Виноградники им почти не встречались - почва была слишком
плодородная, и воды здесь хватало в изобилии. Не много видел Скаурус и
оливковых деревьев - до того дня, когда они начали подниматься по дороге к
плато. До Гарсавры тогда оставалось всего два дня пути.
Облик и характер крестьян, которые обрабатывали эти поля, для трибуна
были таким же откровением, как и земля, на которой они трудились. Это были
спокойные, крепкие и умелые люди, самые умелые из всех, каких ему
доводилось встречать. Он привык к бурному, легко вспыхивающему народу
столицы, к шумному и нервному ритму их жизни, к их непомерному себялюбию и
чувству превосходства над всеми остальными, к внезапным сменам настроения,
которым подвержены видессиане. Он удивился тому, что Империи удавалось
процветать столько веков при том, что построена она была на таком зыбком
фундаменте.
Горгидас засмеялся, когда как-то под вечер Марк поделился с ним этими
мыслями. Греческий врач всегда находился в эпицентре нескончаемых бесед у
ночных костров римлян. Когда сгущались сумерки, он редко уходил из лагеря.
Скаурус знал, что у Горгидаса не было девушки. Чтобы не поддаваться
одиночеству, он часто беседовал с солдатами и друзьями. Что же касается
замечания Марка, то он прокомментировал его таким образом:
- Ты с тем же успехом можешь судить об Италии по тому, что происходит
в судебных палатах Рима. В течение всего того времени, что Видессос был
Империей, императоры баловали население столицы, чтобы завоевать его
доверие. Ты не можешь осуждать их за это - вспомни недавний мятеж!
Император может потерять свою голову, если не угодит горожанам! Не забудь,
Империи уже много веков; столица привыкла считать роскошь своим законным
правом.
Трибун вспомнил, как сто лет тому назад, в Риме, Катон сурово осуждал
подобные нравы: красивый мальчик может стоить больше, чем кусок земли, а
кувшин благовоний дороже пахаря. Как там шутили насчет Цезаря? Что он был
мужем каждой жены и женой каждого мужа. Скаурус в недоумении покачал
головой. Интересно, во что превратилась бы его родная столица после
нескольких веков имперского существования?
Армия вошла в Гарсавру на девятый день похода. Этот город был даже
меньше, чем Имброс. Располагаясь у слияния двух рек, он служил торговым
центром для большей части западных территорий. Тем не менее, когда
экспедиционный корпус разбил здесь лагерь, это почти удвоило население
Гарсавры. Что-то странное было в обличье этого города, но Марк никак не
мог понять - что. Гай Филипп заметил это сразу.
- Будь я проклят! - в изумлении воскликнул он. - Этот дурацкий город
не имеет крепостной стены!
Дома, лавки, административные здания Гарсавры были открыты со всех
стороны и совершенно не защищены от нападения врагов. Теперь Марк более,
чем когда-либо, оценил преимущества столицы. Ведь Гарсавра, сама по себе
небольшая столица, должна была бы защищаться от варваров с севера, но
здесь так долго царил мир, что люди даже забыли, как строить
фортификационные сооружения.
Наделенный чутьем хищника, Виридовикс увидел и другую сторону медали.

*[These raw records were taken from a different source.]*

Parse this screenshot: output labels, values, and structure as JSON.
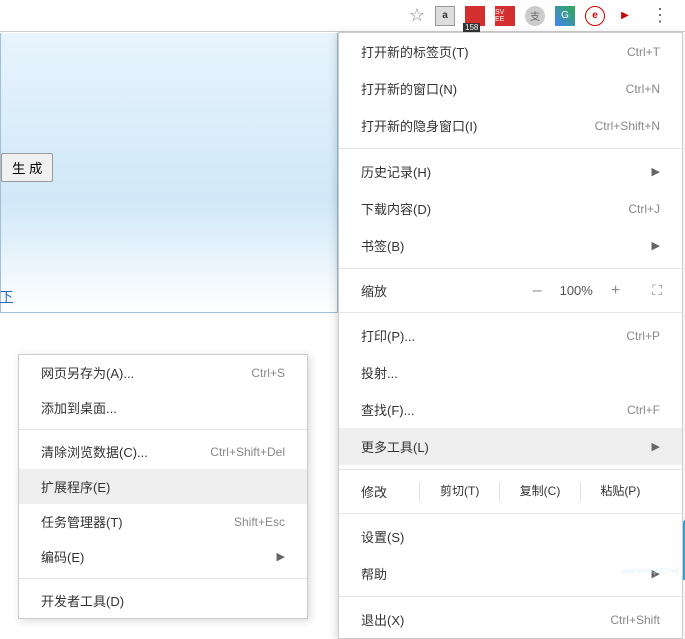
{
  "toolbar": {
    "ext_a": "a",
    "ext_badge": "158",
    "ext_sv": "SV EE",
    "ext_shield": "支",
    "ext_g": "G",
    "ext_e": "e",
    "ext_yt": "▶",
    "menu_dots": "⋮",
    "star": "☆"
  },
  "content": {
    "gen_btn": "生 成",
    "link": "下"
  },
  "menu": {
    "new_tab": {
      "label": "打开新的标签页(T)",
      "shortcut": "Ctrl+T"
    },
    "new_window": {
      "label": "打开新的窗口(N)",
      "shortcut": "Ctrl+N"
    },
    "incognito": {
      "label": "打开新的隐身窗口(I)",
      "shortcut": "Ctrl+Shift+N"
    },
    "history": {
      "label": "历史记录(H)",
      "arrow": "▶"
    },
    "downloads": {
      "label": "下载内容(D)",
      "shortcut": "Ctrl+J"
    },
    "bookmarks": {
      "label": "书签(B)",
      "arrow": "▶"
    },
    "zoom": {
      "label": "缩放",
      "minus": "–",
      "value": "100%",
      "plus": "+",
      "fullscreen": "⛶"
    },
    "print": {
      "label": "打印(P)...",
      "shortcut": "Ctrl+P"
    },
    "cast": {
      "label": "投射..."
    },
    "find": {
      "label": "查找(F)...",
      "shortcut": "Ctrl+F"
    },
    "more_tools": {
      "label": "更多工具(L)",
      "arrow": "▶"
    },
    "edit": {
      "label": "修改",
      "cut": "剪切(T)",
      "copy": "复制(C)",
      "paste": "粘贴(P)"
    },
    "settings": {
      "label": "设置(S)"
    },
    "help": {
      "label": "帮助"
    },
    "exit": {
      "label": "退出(X)",
      "shortcut": "Ctrl+Shift"
    }
  },
  "submenu": {
    "save_as": {
      "label": "网页另存为(A)...",
      "shortcut": "Ctrl+S"
    },
    "add_desktop": {
      "label": "添加到桌面..."
    },
    "clear_data": {
      "label": "清除浏览数据(C)...",
      "shortcut": "Ctrl+Shift+Del"
    },
    "extensions": {
      "label": "扩展程序(E)"
    },
    "task_mgr": {
      "label": "任务管理器(T)",
      "shortcut": "Shift+Esc"
    },
    "encoding": {
      "label": "编码(E)",
      "arrow": "▶"
    },
    "devtools": {
      "label": "开发者工具(D)",
      "shortcut": ""
    }
  },
  "watermark": {
    "cn": "脚本之家",
    "en": "jiaocheng.jb51.net"
  }
}
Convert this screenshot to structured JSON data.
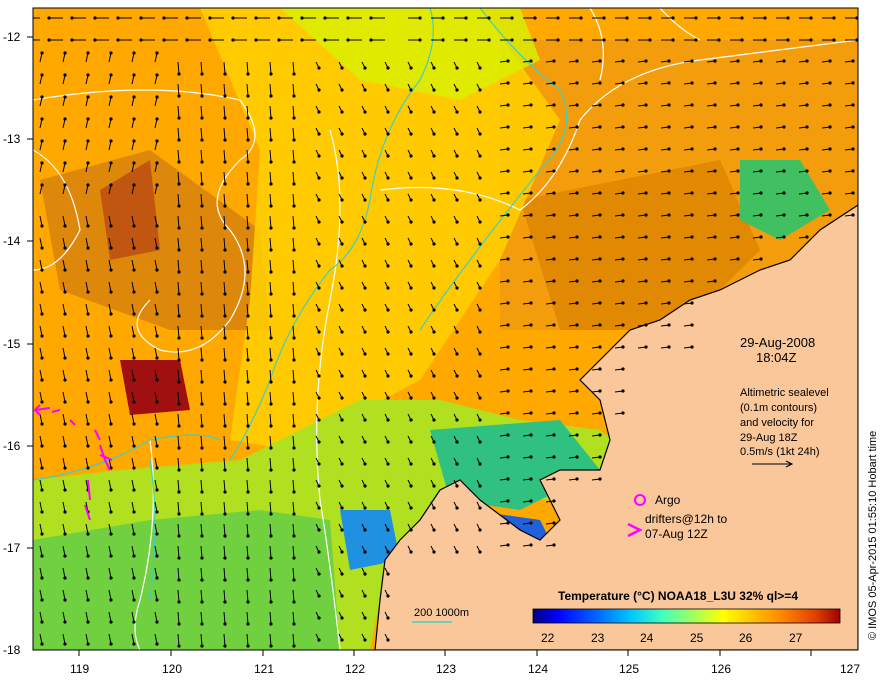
{
  "map": {
    "x_ticks": [
      "119",
      "120",
      "121",
      "122",
      "123",
      "124",
      "125",
      "126",
      "127"
    ],
    "y_ticks": [
      "-12",
      "-13",
      "-14",
      "-15",
      "-16",
      "-17",
      "-18"
    ]
  },
  "annotations": {
    "date": "29-Aug-2008",
    "time": "18:04Z",
    "altimetric_lines": [
      "Altimetric sealevel",
      "(0.1m contours)",
      "and velocity for",
      "29-Aug 18Z",
      "0.5m/s (1kt 24h)"
    ],
    "argo_label": "Argo",
    "drifters_lines": [
      "drifters@12h to",
      "07-Aug 12Z"
    ],
    "depth_legend": "200  1000m",
    "credit": "© IMOS 05-Apr-2015 01:55:10 Hobart time"
  },
  "colorbar": {
    "title": "Temperature (°C) NOAA18_L3U 32% ql>=4",
    "tick_labels": [
      "22",
      "23",
      "24",
      "25",
      "26",
      "27"
    ],
    "colors": [
      "#00007f",
      "#0000ff",
      "#0070ff",
      "#00c8ff",
      "#40ffc0",
      "#a0ff60",
      "#ffff00",
      "#ffc000",
      "#ff8000",
      "#e04000",
      "#a00000"
    ]
  },
  "colors": {
    "land": "#f9c79a",
    "argo": "#ff00ff",
    "drifter": "#ff00ff",
    "isobath": "#40d0c0",
    "contour": "#ffffff"
  }
}
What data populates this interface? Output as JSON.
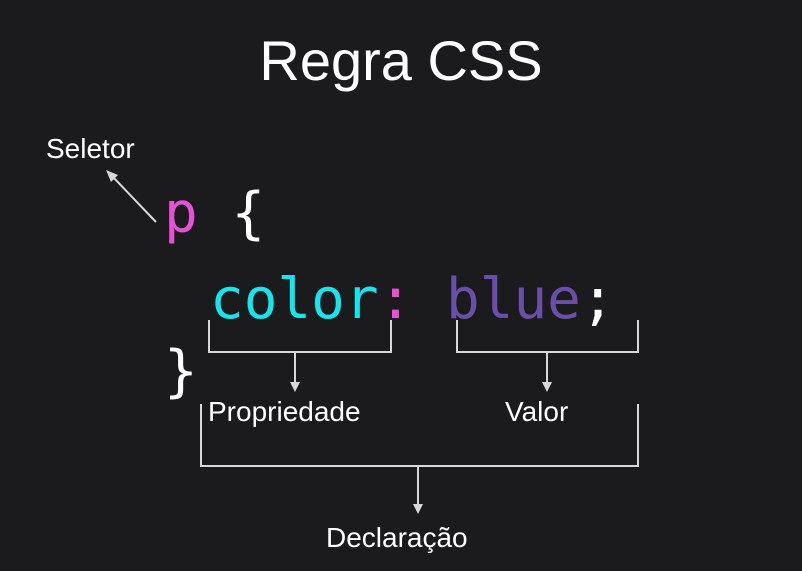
{
  "title": "Regra CSS",
  "code": {
    "selector": "p",
    "open_brace": "{",
    "property": "color",
    "colon": ":",
    "value": "blue",
    "semicolon": ";",
    "close_brace": "}"
  },
  "labels": {
    "selector": "Seletor",
    "property": "Propriedade",
    "value": "Valor",
    "declaration": "Declaração"
  },
  "colors": {
    "background": "#1b1b1d",
    "selector": "#e552d8",
    "property": "#14e6ee",
    "colon": "#e552d8",
    "value": "#6a4fa8",
    "text": "#ffffff",
    "lines": "#d8d8d8"
  }
}
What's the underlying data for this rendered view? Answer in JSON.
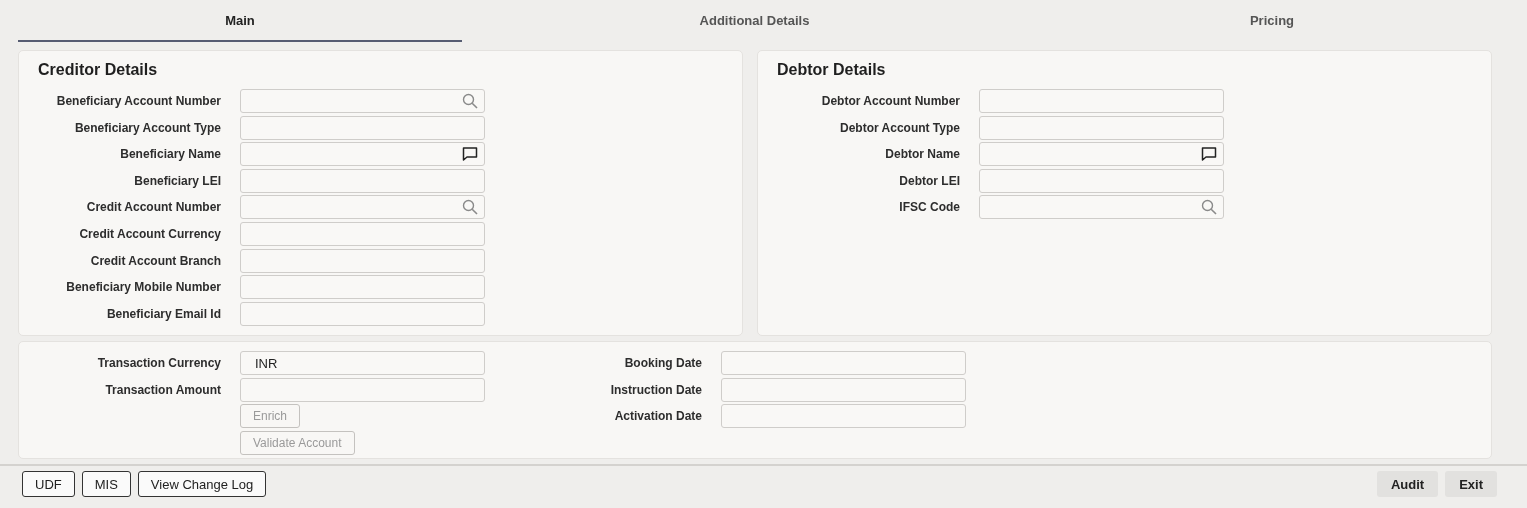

- Да, Казд сможет отлично провести здесь время, бросившись на этот
обнаженный город. Спины лошадей треснут под тяжестью награбленного.
При мысли о том, что волки Авшара могут выжечь эту мирную плодородную
равнину, комок подкатил к горлу Скауруса. Как пьяница в лавке гончара, они
в несколько минут разрушат то, что создавалось годами.
- Поэтому нам и платят, - сказал Гай Филипп, - чтобы мы умирали, а
они спокойно нагуливали жирок.
Марк подумал, что это все же лучше, чем картина, нарисованная
Виридовиксом. К тому же замечание центуриона было не совсем точным -
видессиане составляли большую часть армии Маврикиоса, и около трех тысяч
местных солдат уже ждали их прибытия в Гарсавре. Но все же в циничных
словах центуриона скрывалось и зерно правды.
Люди, которых собрал Баанес Ономагулос, были скорее крестьянами, чем
солдатами. Они привели с собой целую коллекцию кляч, их вооружение и
доспехи устарели и прохудились, дисциплина и военный опыт вообще
отсутствовали.
Командир их, однако, резко отличался от своих солдат. Это был
военачальник той школы, из которой вышел и Маврикиос Гаврас. Скаурус
внимательно изучал его на приеме, который устроил в честь Баанеса
Император. Направляясь к Маврикиосу, Ономагулос проехал мимо рядов римлян.
Время от времени он вонзал шпоры в бока лошади, поднимая ее на дыбы. Он не
был великаном, но его уверенная посадка и твердый взгляд говорили о том,
что он опытный воин. Ему было далеко за сорок, на макушке у него светилась
лысина, волосы и густые усы серебрились сединой.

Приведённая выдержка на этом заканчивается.